|
The Conservation Department

Conservation Department
Conservation of Cruikshank’s The Worship of Bacchus:

Demon Drink |
Before Treatment |
Conservation Treatment |
Cruikshank's Painting Technique
Cruikshank's Painting Technique

Cruikshank obtained the stretcher and canvas for the painting support
ready made from Winsor & Newton, the well known manufacture
and supplier of artists' materials and equipment. This fact is known
from their colourmen's stamp on the reverse of the canvas. The wooden
stretcher comprises three separate sections, joined together with
removable wooden battens on the reverse. The stretcher would then
have been easy to dismantle each time the canvas had to be removed
and rolled for transportation.

Reverse of painting before treatment
Photo: Tate Photography
The canvas is a plain weave linen with closely woven fine threads.
Microscopic examination and analysis of samples showed that Winsor
& Newton had prepared the canvas with a thick glue-size layer
and a single priming layer of lead white and chalk bound in oil.
Over this Cruikshank probably applied the second thin priming layer
present. It is a very pale pink colour, consisting of lead white,
chalk and a small amount of vermilion.
Cruikshank, essentially a graphic artist, did not paint many oil
paintings. The technique he used for this painting is very straightforward.
Cruikshank had already worked out the composition in a watercolour.
The depicted scenes were initially drawn in pencil on the priming.
(In many places the graphite drawing remains visible through the
thinly applied paint.)
Tiny paint samples taken for analysis showed that over the drawing
there is a thin under-painting mainly in brown and yellow-brown
washes of oil paint. On top of this the images have been more clearly
defined using thicker paint and colours that have brush markings
in many places.
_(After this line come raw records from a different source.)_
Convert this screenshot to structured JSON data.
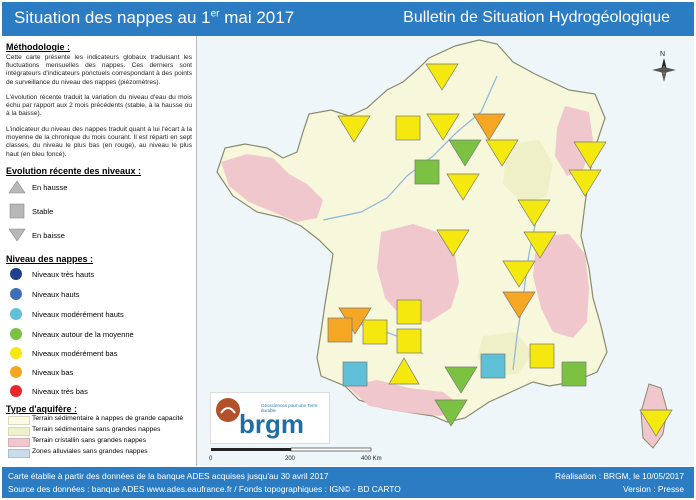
{
  "header": {
    "title_prefix": "Situation des nappes au 1",
    "title_sup": "er",
    "title_suffix": " mai 2017",
    "right_title": "Bulletin de Situation Hydrogéologique"
  },
  "methodology": {
    "title": "Méthodologie :",
    "p1": "Cette carte présente les indicateurs globaux traduisant les fluctuations mensuelles des nappes. Ces derniers sont intégrateurs d'indicateurs ponctuels correspondant à des points de surveillance du niveau des nappes (piézomètres).",
    "p2": "L'évolution récente traduit la variation du niveau d'eau du mois échu par rapport aux 2 mois précédents (stable, à la hausse ou à la baisse).",
    "p3": "L'indicateur du niveau des nappes traduit quant à lui l'écart à la moyenne de la chronique du mois courant. Il est réparti en sept classes, du niveau le plus bas (en rouge), au niveau le plus haut (en bleu foncé)."
  },
  "evolution_legend": {
    "title": "Evolution récente des niveaux :",
    "items": [
      {
        "label": "En hausse",
        "icon": "triangle-up-icon"
      },
      {
        "label": "Stable",
        "icon": "square-icon"
      },
      {
        "label": "En baisse",
        "icon": "triangle-down-icon"
      }
    ]
  },
  "level_legend": {
    "title": "Niveau des nappes :",
    "items": [
      {
        "label": "Niveaux très hauts",
        "color": "#1f3f8f"
      },
      {
        "label": "Niveaux hauts",
        "color": "#3f6fb8"
      },
      {
        "label": "Niveaux modérément hauts",
        "color": "#5fc0d8"
      },
      {
        "label": "Niveaux autour de la moyenne",
        "color": "#7cc242"
      },
      {
        "label": "Niveaux modérément bas",
        "color": "#f5e80e"
      },
      {
        "label": "Niveaux bas",
        "color": "#f5a623"
      },
      {
        "label": "Niveaux très bas",
        "color": "#e8262b"
      }
    ]
  },
  "aquifer_legend": {
    "title": "Type d'aquifère :",
    "items": [
      {
        "label": "Terrain sédimentaire à nappes de grande capacité",
        "color": "#fbfbe6"
      },
      {
        "label": "Terrain sédimentaire sans grandes nappes",
        "color": "#eff0c8"
      },
      {
        "label": "Terrain cristallin sans grandes nappes",
        "color": "#efc7cc"
      },
      {
        "label": "Zones alluviales sans grandes nappes",
        "color": "#c9dcea"
      }
    ]
  },
  "map": {
    "north_label": "N",
    "scale_labels": [
      "0",
      "200",
      "400 Km"
    ],
    "logo_name": "brgm",
    "logo_tagline": "Géosciences pour une Terre durable",
    "symbols": [
      {
        "shape": "down",
        "level_color": "#f5e80e"
      },
      {
        "shape": "down",
        "level_color": "#f5e80e"
      },
      {
        "shape": "square",
        "level_color": "#f5e80e"
      },
      {
        "shape": "down",
        "level_color": "#f5e80e"
      },
      {
        "shape": "down",
        "level_color": "#f5a623"
      },
      {
        "shape": "down",
        "level_color": "#7cc242"
      },
      {
        "shape": "down",
        "level_color": "#f5e80e"
      },
      {
        "shape": "down",
        "level_color": "#f5e80e"
      },
      {
        "shape": "square",
        "level_color": "#7cc242"
      },
      {
        "shape": "down",
        "level_color": "#f5e80e"
      },
      {
        "shape": "down",
        "level_color": "#f5e80e"
      },
      {
        "shape": "down",
        "level_color": "#f5e80e"
      },
      {
        "shape": "down",
        "level_color": "#f5e80e"
      },
      {
        "shape": "down",
        "level_color": "#f5e80e"
      },
      {
        "shape": "down",
        "level_color": "#f5e80e"
      },
      {
        "shape": "down",
        "level_color": "#f5a623"
      },
      {
        "shape": "down",
        "level_color": "#f5a623"
      },
      {
        "shape": "square",
        "level_color": "#f5e80e"
      },
      {
        "shape": "square",
        "level_color": "#f5a623"
      },
      {
        "shape": "square",
        "level_color": "#f5e80e"
      },
      {
        "shape": "square",
        "level_color": "#f5e80e"
      },
      {
        "shape": "up",
        "level_color": "#f5e80e"
      },
      {
        "shape": "square",
        "level_color": "#5fc0d8"
      },
      {
        "shape": "square",
        "level_color": "#5fc0d8"
      },
      {
        "shape": "square",
        "level_color": "#f5e80e"
      },
      {
        "shape": "down",
        "level_color": "#7cc242"
      },
      {
        "shape": "down",
        "level_color": "#7cc242"
      },
      {
        "shape": "square",
        "level_color": "#7cc242"
      },
      {
        "shape": "down",
        "level_color": "#f5e80e"
      }
    ]
  },
  "footer": {
    "line1": "Carte établie à partir des données de la banque ADES acquises jusqu'au 30 avril 2017",
    "line2": "Source des données : banque ADES www.ades.eaufrance.fr / Fonds topographiques : IGN© - BD CARTO",
    "right1": "Réalisation : BRGM, le 10/05/2017",
    "right2": "Version : Presse"
  }
}
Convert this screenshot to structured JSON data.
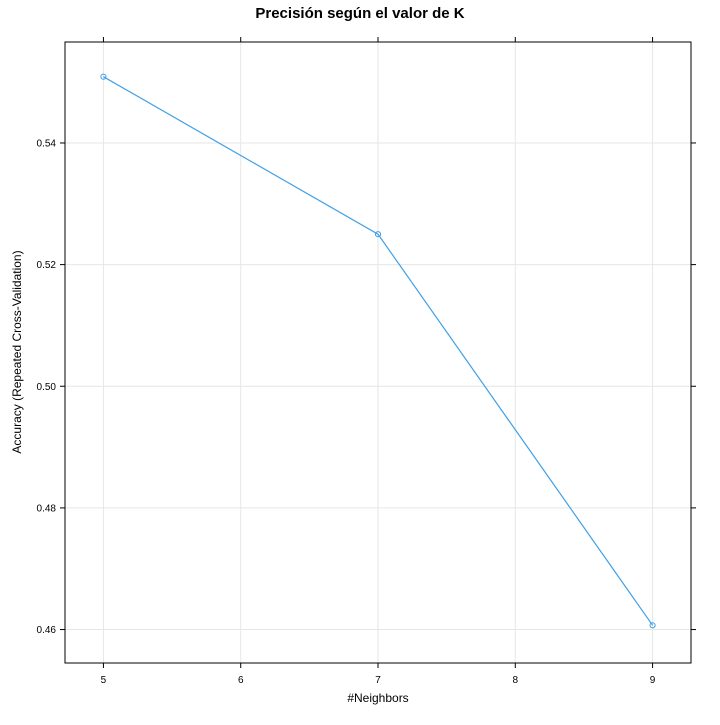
{
  "chart_data": {
    "type": "line",
    "title": "Precisión según el valor de K",
    "xlabel": "#Neighbors",
    "ylabel": "Accuracy (Repeated Cross-Validation)",
    "x": [
      5,
      7,
      9
    ],
    "series": [
      {
        "values": [
          0.5509,
          0.525,
          0.4607
        ]
      }
    ],
    "xlim": [
      4.72,
      9.28
    ],
    "ylim": [
      0.4545,
      0.5566
    ],
    "xticks": [
      5,
      6,
      7,
      8,
      9
    ],
    "xtick_labels": [
      "5",
      "6",
      "7",
      "8",
      "9"
    ],
    "yticks": [
      0.46,
      0.48,
      0.5,
      0.52,
      0.54
    ],
    "ytick_labels": [
      "0.46",
      "0.48",
      "0.50",
      "0.52",
      "0.54"
    ],
    "grid": true,
    "marker": "open-circle",
    "colors": {
      "series": "#3fa0e8",
      "grid": "#e6e6e6",
      "frame": "#000000"
    }
  }
}
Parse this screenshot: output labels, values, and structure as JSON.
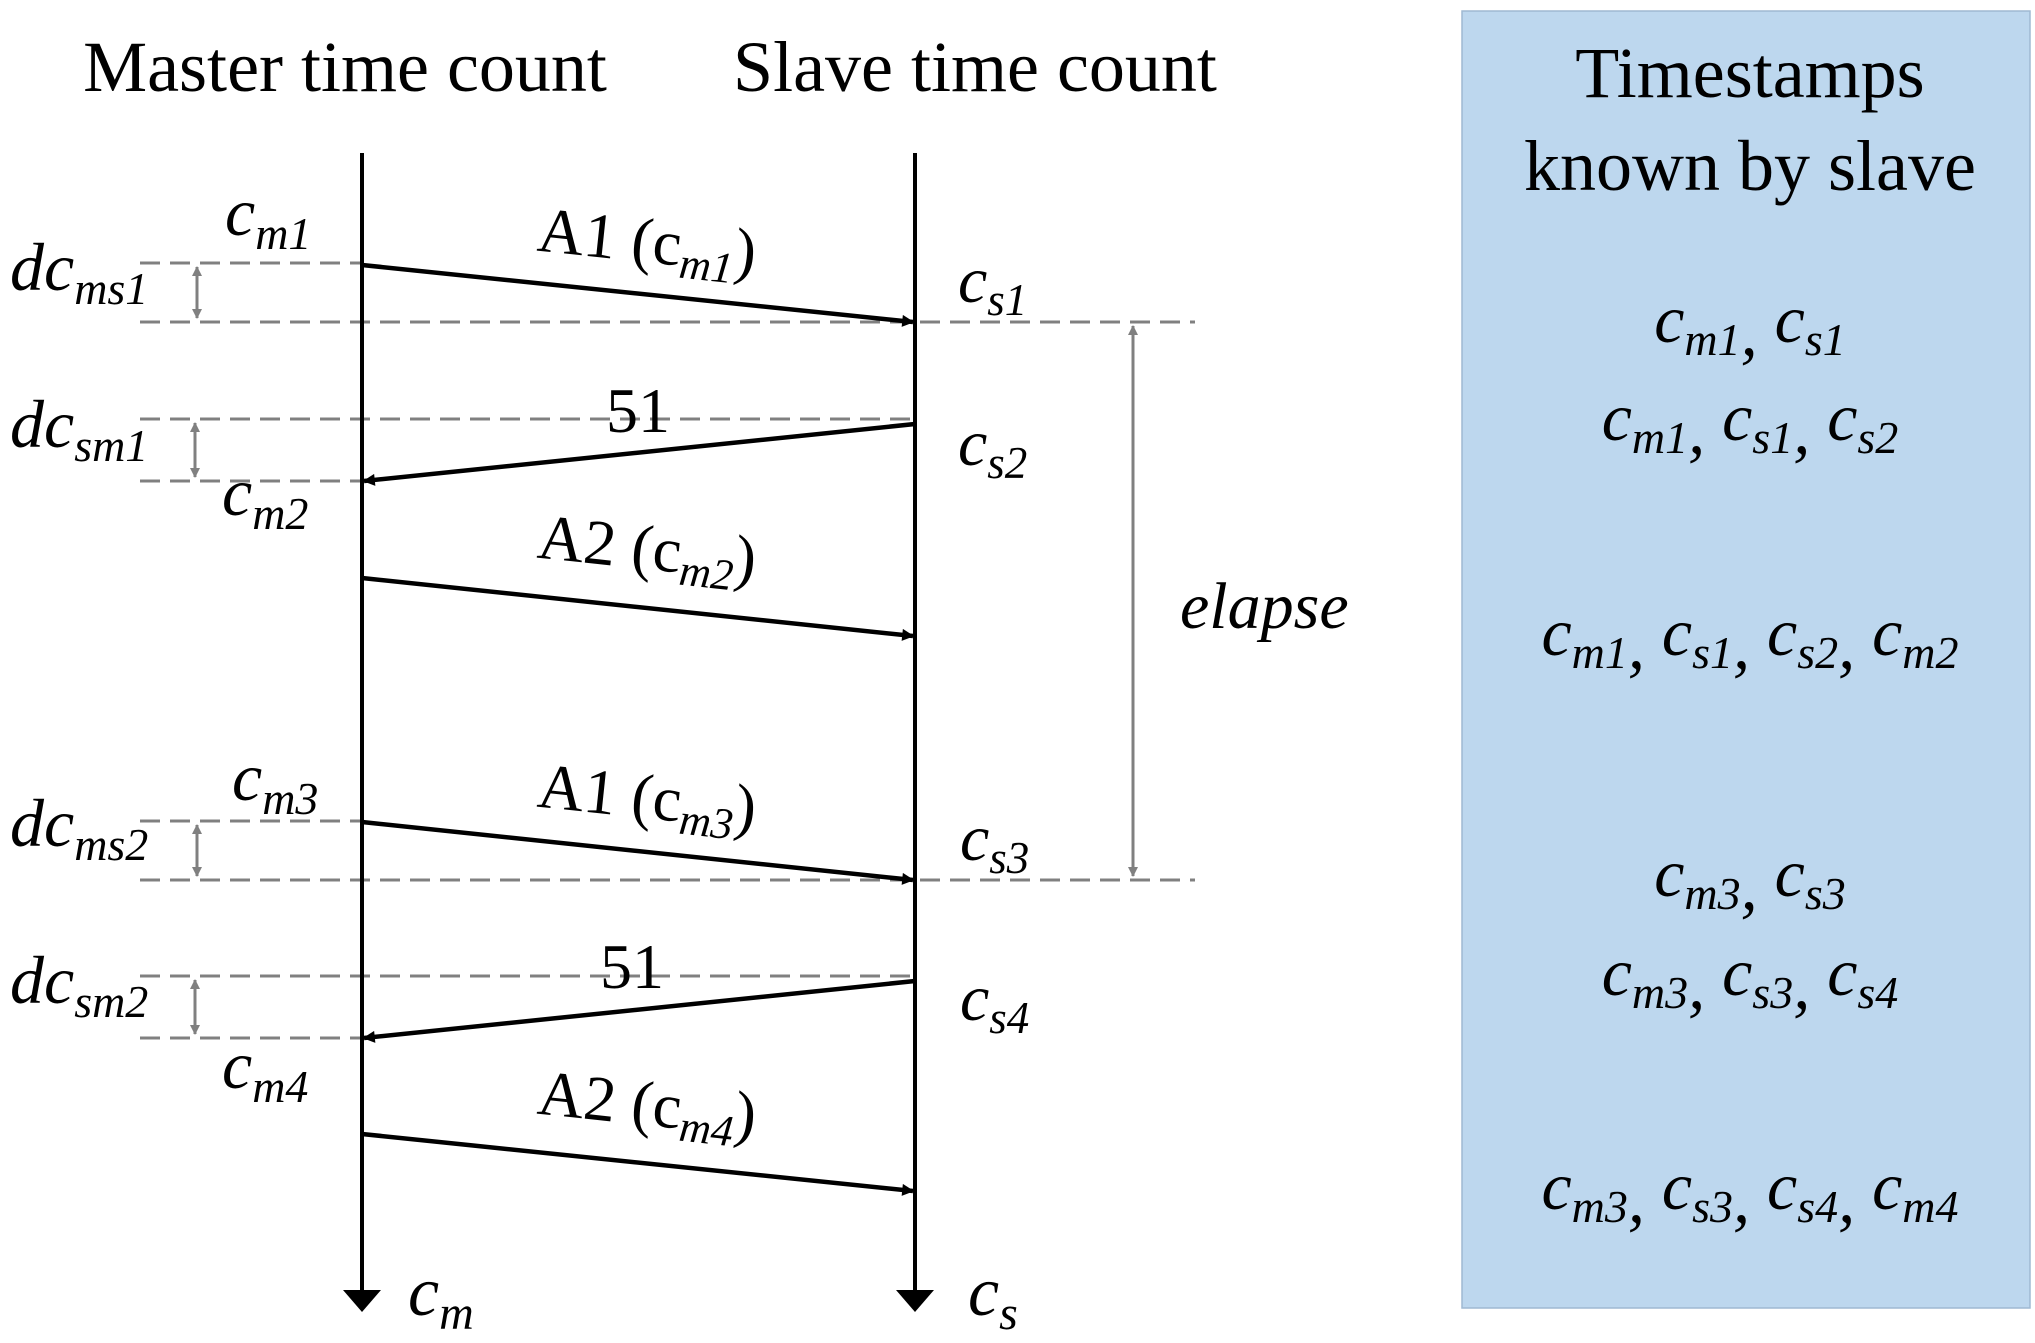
{
  "headers": {
    "master": "Master time count",
    "slave": "Slave time count"
  },
  "panel": {
    "title_line1": "Timestamps",
    "title_line2": "known by slave",
    "fill": "#bdd7ee",
    "rows": [
      [
        [
          "c",
          "m1"
        ],
        [
          "c",
          "s1"
        ]
      ],
      [
        [
          "c",
          "m1"
        ],
        [
          "c",
          "s1"
        ],
        [
          "c",
          "s2"
        ]
      ],
      [
        [
          "c",
          "m1"
        ],
        [
          "c",
          "s1"
        ],
        [
          "c",
          "s2"
        ],
        [
          "c",
          "m2"
        ]
      ],
      [
        [
          "c",
          "m3"
        ],
        [
          "c",
          "s3"
        ]
      ],
      [
        [
          "c",
          "m3"
        ],
        [
          "c",
          "s3"
        ],
        [
          "c",
          "s4"
        ]
      ],
      [
        [
          "c",
          "m3"
        ],
        [
          "c",
          "s3"
        ],
        [
          "c",
          "s4"
        ],
        [
          "c",
          "m4"
        ]
      ]
    ]
  },
  "axes": {
    "master_end": {
      "base": "c",
      "sub": "m"
    },
    "slave_end": {
      "base": "c",
      "sub": "s"
    }
  },
  "messages": [
    {
      "name": "A1",
      "arg_base": "c",
      "arg_sub": "m1",
      "direction": "to-slave"
    },
    {
      "name": "51",
      "direction": "to-master"
    },
    {
      "name": "A2",
      "arg_base": "c",
      "arg_sub": "m2",
      "direction": "to-slave"
    },
    {
      "name": "A1",
      "arg_base": "c",
      "arg_sub": "m3",
      "direction": "to-slave"
    },
    {
      "name": "51",
      "direction": "to-master"
    },
    {
      "name": "A2",
      "arg_base": "c",
      "arg_sub": "m4",
      "direction": "to-slave"
    }
  ],
  "master_stamps": [
    {
      "base": "c",
      "sub": "m1"
    },
    {
      "base": "c",
      "sub": "m2"
    },
    {
      "base": "c",
      "sub": "m3"
    },
    {
      "base": "c",
      "sub": "m4"
    }
  ],
  "slave_stamps": [
    {
      "base": "c",
      "sub": "s1"
    },
    {
      "base": "c",
      "sub": "s2"
    },
    {
      "base": "c",
      "sub": "s3"
    },
    {
      "base": "c",
      "sub": "s4"
    }
  ],
  "delays": [
    {
      "base": "dc",
      "sub": "ms1"
    },
    {
      "base": "dc",
      "sub": "sm1"
    },
    {
      "base": "dc",
      "sub": "ms2"
    },
    {
      "base": "dc",
      "sub": "sm2"
    }
  ],
  "elapse_label": "elapse"
}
The pigments that have been identified from analysis
are lead white, chrome yellow, vermilion, cobalt blue, Mars brown
and reddish Mars brown.

Detail of white highlights
Impastoed highlights of white or tinted white have been generally
applied with vigorous squiggles, dabs and blobs. These are a distinctive
feature of Cruikshanks technique, adding liveliness to the
paint film and composition.
There is a final thin layer of natural resin varnish over the paint.
A layer of dirt in between the two, shows that the varnish was applied
sometime after the painting was finished.